Marquess of Zhao
- Reign: 386–375 BCE
- Predecessor: Duke Wu of Zhao (趙武公)
- Successor: Marquess Cheng
- Born: c. 410 BCE
- Died: 375 BCE

Names
- Ancestral name: Yíng (嬴) Lineage name: Zhào (趙) Given name: Zhāng (章)

Posthumous name
- Marquess Jing (敬侯)
- House: Ying
- Dynasty: Zhao

Chinese name
- Traditional Chinese: 趙敬侯
- Simplified Chinese: 赵敬侯

Standard Mandarin
- Hanyu Pinyin: Zhào Jìng Hóu

= Marquess Jing of Zhao =

Marquess Jing of Zhao (c. 410-375 BCE), personal name Zhao Zhang, was a ruler of the Zhao state during the Warring states period. He was the son of Marquess Lie of Zhao, the founding monarch of the state (see Partition of Jin). Marquess Jing's uncle, Duke Wu of Zhao (趙武公), ruled as Zhao's ruler until Marquess Jing was of age.

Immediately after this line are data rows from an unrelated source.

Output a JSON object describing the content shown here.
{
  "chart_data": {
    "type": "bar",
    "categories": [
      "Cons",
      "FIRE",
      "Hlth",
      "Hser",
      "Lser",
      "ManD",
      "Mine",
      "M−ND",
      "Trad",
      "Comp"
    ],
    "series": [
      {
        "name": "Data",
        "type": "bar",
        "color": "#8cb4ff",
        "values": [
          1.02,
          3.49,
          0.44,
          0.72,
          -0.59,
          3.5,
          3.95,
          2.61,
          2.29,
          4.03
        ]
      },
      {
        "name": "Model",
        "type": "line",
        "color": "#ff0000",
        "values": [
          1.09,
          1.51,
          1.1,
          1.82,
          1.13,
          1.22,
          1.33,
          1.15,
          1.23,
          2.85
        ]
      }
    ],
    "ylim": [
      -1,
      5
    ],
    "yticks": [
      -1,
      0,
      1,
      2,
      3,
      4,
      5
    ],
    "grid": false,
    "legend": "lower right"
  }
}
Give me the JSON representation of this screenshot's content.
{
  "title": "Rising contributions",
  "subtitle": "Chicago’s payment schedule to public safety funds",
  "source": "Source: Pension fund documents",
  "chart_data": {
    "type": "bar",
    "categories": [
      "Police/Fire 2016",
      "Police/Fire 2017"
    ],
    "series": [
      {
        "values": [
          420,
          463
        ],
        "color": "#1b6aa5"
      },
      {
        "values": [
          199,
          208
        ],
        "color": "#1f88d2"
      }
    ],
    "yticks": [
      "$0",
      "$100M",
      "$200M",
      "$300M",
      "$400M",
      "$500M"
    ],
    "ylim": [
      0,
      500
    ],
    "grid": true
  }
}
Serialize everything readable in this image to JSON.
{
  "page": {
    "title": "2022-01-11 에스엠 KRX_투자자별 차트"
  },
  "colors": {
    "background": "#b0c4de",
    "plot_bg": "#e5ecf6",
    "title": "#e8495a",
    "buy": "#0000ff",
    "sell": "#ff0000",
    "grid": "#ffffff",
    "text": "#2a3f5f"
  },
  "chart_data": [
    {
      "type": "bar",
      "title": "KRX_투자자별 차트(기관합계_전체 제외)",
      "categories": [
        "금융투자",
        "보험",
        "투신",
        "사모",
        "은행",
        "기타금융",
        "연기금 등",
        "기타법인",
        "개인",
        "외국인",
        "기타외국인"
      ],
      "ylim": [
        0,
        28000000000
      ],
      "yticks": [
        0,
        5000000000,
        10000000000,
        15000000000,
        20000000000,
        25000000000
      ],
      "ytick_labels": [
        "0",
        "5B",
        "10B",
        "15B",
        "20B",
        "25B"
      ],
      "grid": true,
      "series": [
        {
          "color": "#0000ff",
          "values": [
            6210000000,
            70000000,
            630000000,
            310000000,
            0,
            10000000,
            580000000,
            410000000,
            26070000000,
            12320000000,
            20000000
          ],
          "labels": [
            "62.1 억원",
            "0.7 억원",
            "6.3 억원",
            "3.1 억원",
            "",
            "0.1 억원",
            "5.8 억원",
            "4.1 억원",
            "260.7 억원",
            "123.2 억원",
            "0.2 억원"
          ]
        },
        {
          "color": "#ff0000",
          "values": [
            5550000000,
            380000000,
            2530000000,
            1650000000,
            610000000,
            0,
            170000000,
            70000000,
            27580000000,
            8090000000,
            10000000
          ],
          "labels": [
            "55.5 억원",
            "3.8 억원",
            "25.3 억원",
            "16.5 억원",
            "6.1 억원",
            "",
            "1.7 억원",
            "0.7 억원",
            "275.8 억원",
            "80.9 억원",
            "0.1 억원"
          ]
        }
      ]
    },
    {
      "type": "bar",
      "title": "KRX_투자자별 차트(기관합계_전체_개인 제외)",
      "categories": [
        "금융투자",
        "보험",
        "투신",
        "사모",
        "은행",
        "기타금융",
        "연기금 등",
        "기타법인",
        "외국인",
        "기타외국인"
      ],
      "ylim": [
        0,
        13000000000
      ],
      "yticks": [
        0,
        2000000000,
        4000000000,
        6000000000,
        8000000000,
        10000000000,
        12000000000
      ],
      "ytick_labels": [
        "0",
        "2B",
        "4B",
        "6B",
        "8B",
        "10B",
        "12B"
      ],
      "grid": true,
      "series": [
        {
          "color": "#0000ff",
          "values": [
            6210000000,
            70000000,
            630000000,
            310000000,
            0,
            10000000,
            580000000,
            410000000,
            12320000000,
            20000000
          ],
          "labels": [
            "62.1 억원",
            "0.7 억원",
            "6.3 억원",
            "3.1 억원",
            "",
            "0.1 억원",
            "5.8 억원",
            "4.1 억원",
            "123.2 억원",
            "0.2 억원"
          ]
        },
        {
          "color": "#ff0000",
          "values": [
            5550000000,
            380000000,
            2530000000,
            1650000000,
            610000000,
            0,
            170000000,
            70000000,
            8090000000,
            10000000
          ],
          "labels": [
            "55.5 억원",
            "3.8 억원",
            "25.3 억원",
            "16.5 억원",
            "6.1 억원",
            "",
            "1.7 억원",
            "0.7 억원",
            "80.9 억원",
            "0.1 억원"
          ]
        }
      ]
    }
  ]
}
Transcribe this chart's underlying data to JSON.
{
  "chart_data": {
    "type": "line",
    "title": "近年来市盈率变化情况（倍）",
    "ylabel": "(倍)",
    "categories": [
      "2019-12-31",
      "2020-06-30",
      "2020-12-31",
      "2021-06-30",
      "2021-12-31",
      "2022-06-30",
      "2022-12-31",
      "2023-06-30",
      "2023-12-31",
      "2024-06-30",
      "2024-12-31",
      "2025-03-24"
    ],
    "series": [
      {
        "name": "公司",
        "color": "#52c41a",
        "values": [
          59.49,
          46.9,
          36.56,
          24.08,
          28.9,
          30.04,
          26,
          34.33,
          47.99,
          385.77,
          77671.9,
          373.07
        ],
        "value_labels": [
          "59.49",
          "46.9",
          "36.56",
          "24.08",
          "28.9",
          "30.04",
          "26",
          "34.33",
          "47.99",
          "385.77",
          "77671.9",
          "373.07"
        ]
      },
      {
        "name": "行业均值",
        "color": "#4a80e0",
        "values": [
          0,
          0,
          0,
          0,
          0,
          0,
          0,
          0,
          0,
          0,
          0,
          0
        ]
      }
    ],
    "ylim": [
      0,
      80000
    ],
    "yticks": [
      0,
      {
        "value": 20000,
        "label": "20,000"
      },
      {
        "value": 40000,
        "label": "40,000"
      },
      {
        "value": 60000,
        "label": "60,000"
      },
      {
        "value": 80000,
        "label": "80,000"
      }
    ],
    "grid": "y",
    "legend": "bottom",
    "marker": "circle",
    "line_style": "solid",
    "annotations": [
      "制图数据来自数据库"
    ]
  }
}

In 386 BCE, the first year of his reign, Marquess Jing moved the Zhao capital from Zhongmou (中牟; modern-day Tangyin County, Henan) to Handan, where two large districts were set up to be in a more secure location. One of these was the administrative district Gongcheng (宮城區) and the other the Dabei commercial area (大北城), and Handan quickly prospered.

In the second year of his reign, Marquess Jing prevailed over the Qi state at a battle that took place in an area situated between modern-day Gaotang County and Chiping County.

Marquess Jing was succeeded by his son, Marquess Cheng.